Tara Spire-Jones is group leader at the UK Dementia Research Institute. As we spoke to her over the phone from her lab at the University of Edinburgh, she was seated at a microscope where she had been examining the brain of someone who had died of Alzheimer’s.
A key sticking point for Spire-Jones is funding. ‘We’ve been chronically underfunded compared to other critical conditions like cancer,’ she says. ‘The microscope I’m using now costs at least £350,000.’
If more funding goes towards cancer research, the field can pay scientists more, meaning they’re more likely to choose jobs in this area over dementia research.

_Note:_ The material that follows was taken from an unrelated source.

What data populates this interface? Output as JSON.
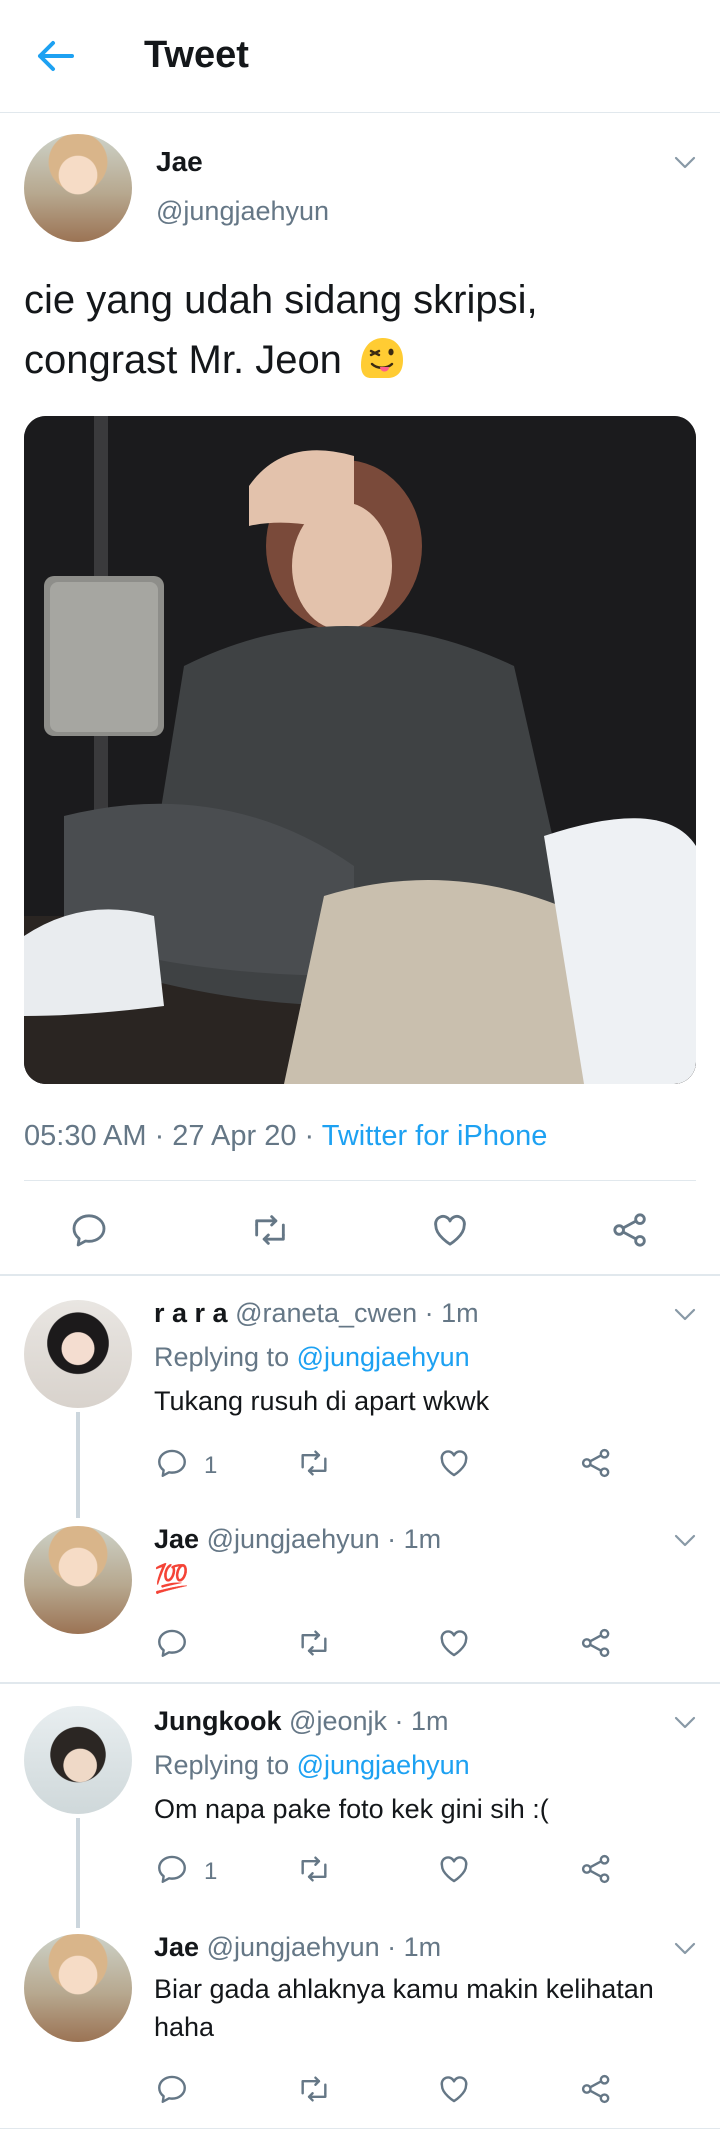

We asked Spire-Jones if there will ever be an overall cure for dementia. ‘Without a crystal ball, you can never tell,’ she says. ‘But I’m optimistic.’
Spire-Jones believes scientists could prevent Alzheimer’s altogether – drugs that could do this are in clinical trials already – but it could take a long time for them to become available. ‘From discovering amyloids were a factor to getting the first drug licensed took 30 years,’ she said.